Wikipedia explains that camp is:

“an aesthetic style and sensibility that regards something as appealing because of its bad taste and ironic value. Camp aesthetics disrupt many of modernism‘s notions of what art is and what can be classified as high art by inverting aesthetic attributes such as beauty, value, and taste through an invitation of a different kind of apprehension and consumption…  Camp aesthetics delights in impertinence. Camp opposes satisfaction and seeks to challenge.”

Camp is often applied to visual, performing and conceptual art, along with lots of movies and TV, restaurants and experiences. RuPaul is campy, John Waters is campy, Benihana is campy, an art car is campy. But can it apply to software?

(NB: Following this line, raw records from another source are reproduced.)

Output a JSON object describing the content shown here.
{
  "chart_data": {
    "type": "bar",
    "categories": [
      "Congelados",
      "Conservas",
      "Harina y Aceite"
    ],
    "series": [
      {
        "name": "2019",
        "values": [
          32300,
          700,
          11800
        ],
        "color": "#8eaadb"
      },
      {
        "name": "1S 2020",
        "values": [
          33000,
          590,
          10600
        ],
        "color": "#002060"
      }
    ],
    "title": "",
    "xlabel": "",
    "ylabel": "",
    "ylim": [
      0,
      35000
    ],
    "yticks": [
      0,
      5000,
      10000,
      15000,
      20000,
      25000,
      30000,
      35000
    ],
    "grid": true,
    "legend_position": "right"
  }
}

Can you make meaningful or even “popular” software that “opposes satisfaction”? This website’s own home page was my attempt to work in an aesthetic I thought was so ugly it might actually be cool and to oppose satisfaction by providing only the shallowest of explanations of what Jiko Kanri is.

But there has to be much more out there. Apps with ironic look and feel? Does that count? Or tools made intentionally hard to discourage their use. We’ve all seen web sites we could easily describe as “over the top”. Every Chinese social app I look at seems to be inverting the normal values of software design to stuff the screen with every function and text it can find a few pixels of space for. Is that camp? Is Snapchats “old” unfriendly, gesture heavy UI and attempt to be impertinent and to challenge users to learn new things through word of mouth, excluding the conservative of habit and the un-networked user. Is that camp?

One effect of the usefulness of software, and its categorization as a medium for tools and games, is that media theory, which is rich and insightful about movies, TV, news, music, you name it, seems to treat software as outside its view. Website and trends might be analyzed and deconstructed. But non-game software is not subject to the same level of critical and analytical thinking. I enjoy watching YouTube videos by movie and cultural critics. These lengthy reviews, analyses and essays are interesting, insightful and show how media like TV and movies work. How much of that is possible for software? Most software videos are tutorials or shallow reviews. I understand these apps are tools.

But I also know: Software is a medium.

I want a more popular, useful, fun, interesting media study of it. And I want to see weirdos like me celebrating software so ludicrous its tragic, or so tragic its ludicrous.